Waking up the world by bombing Iran

With Israel having failed to rally international leaders to take action to stop Iran from going nuclear, the Jewish state is left with only one weapon in its arsenal to get the world to wake up to the Iranian nuclear threat: Bombing Iran. That, at least, is the theory Shmuel Rosner outlines in a piece in The New Republic:

According to this line of thinking, which has adherents among some high-ranking officials and former officials in the Israeli defense establishment, focusing on the tactical questions surrounding [an Israeli bombing operation against Iran]–how much of Iran’s nuclear program can Israel destroy? how many years can a bombing campaign set the program back?–is a mistake. The main goal of a hit would not be to destroy the program completely, but rather to awaken the international community from its slumber and force it to finally engineer a solution to the crisis. As one former Israeli official put it, any attack on Iran’s reactors–as long as it is not perceived as a military failure–can serve as a means of “stirring the pot” of international geopolitics. Israel, in other words, wouldn’t be resorting to military action because it is convinced that diplomacy by the international community cannot stop Iran; it would be resorting to military action because only diplomacy by the international community can stop Iran.
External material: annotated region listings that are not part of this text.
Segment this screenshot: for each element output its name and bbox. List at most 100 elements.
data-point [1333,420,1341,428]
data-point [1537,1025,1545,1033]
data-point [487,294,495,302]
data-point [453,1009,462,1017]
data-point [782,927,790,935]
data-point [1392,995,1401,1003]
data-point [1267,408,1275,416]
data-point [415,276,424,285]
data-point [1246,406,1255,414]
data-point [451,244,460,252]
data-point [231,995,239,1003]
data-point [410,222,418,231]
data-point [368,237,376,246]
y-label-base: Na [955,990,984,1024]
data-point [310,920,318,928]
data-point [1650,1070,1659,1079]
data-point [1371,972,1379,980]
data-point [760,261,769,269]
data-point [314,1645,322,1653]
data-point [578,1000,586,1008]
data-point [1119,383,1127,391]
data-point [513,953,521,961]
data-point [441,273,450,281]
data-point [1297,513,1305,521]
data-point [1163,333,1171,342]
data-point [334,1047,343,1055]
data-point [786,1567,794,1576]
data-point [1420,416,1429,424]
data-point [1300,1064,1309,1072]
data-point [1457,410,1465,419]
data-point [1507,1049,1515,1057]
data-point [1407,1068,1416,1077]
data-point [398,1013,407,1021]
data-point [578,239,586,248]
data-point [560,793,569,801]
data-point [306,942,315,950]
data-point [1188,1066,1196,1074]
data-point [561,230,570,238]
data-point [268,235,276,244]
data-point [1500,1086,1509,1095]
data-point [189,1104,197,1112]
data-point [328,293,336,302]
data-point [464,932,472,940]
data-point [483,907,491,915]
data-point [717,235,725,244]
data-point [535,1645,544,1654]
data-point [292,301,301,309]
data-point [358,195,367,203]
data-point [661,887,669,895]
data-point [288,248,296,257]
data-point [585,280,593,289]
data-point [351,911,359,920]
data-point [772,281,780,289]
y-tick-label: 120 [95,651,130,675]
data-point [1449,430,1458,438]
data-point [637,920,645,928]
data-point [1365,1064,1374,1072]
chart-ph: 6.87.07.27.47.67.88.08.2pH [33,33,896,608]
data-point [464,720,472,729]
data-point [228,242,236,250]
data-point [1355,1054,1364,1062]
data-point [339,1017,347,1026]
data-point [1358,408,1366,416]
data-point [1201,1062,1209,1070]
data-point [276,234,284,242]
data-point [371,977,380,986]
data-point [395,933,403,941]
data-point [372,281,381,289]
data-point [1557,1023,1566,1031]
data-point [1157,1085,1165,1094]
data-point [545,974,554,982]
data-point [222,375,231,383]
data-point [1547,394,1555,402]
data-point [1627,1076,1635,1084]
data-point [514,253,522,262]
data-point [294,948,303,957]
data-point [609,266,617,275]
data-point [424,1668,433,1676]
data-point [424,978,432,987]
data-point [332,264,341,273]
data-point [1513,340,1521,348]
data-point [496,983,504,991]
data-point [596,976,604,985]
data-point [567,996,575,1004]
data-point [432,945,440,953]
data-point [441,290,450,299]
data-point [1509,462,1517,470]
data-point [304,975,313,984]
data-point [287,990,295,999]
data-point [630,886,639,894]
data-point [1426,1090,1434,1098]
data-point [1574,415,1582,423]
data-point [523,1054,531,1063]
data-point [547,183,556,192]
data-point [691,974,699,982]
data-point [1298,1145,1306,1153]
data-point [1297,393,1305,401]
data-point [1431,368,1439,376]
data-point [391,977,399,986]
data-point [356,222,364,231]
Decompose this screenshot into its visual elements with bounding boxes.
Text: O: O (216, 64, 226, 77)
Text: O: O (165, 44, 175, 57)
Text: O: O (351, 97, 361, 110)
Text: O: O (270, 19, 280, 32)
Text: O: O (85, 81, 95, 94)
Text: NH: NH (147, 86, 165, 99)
Hmm. Actually bombing Iran. That’s even more effective than warmongering.

If Israel actually does go ahead with a bombing run, Israeli pilots likely will face Russian-made anti-aircraft missiles in Iran, The New York Sun reports:

Apparently fearing Israel would act even before the end of the Bush administration, Iran is boosting its air defenses with advanced Russian-made antiaircraft systems. A first delivery of S-300 missile batteries is expected as soon as early September, an unidentified Israeli source told Reuters yesterday. The missiles can track 100 targets at once and fire on planes 75 miles away.

The latest Israeli warning about bombing Iran came Thursday from IDF chief of staff Gabi Ashkenazi, who is visiting Washington.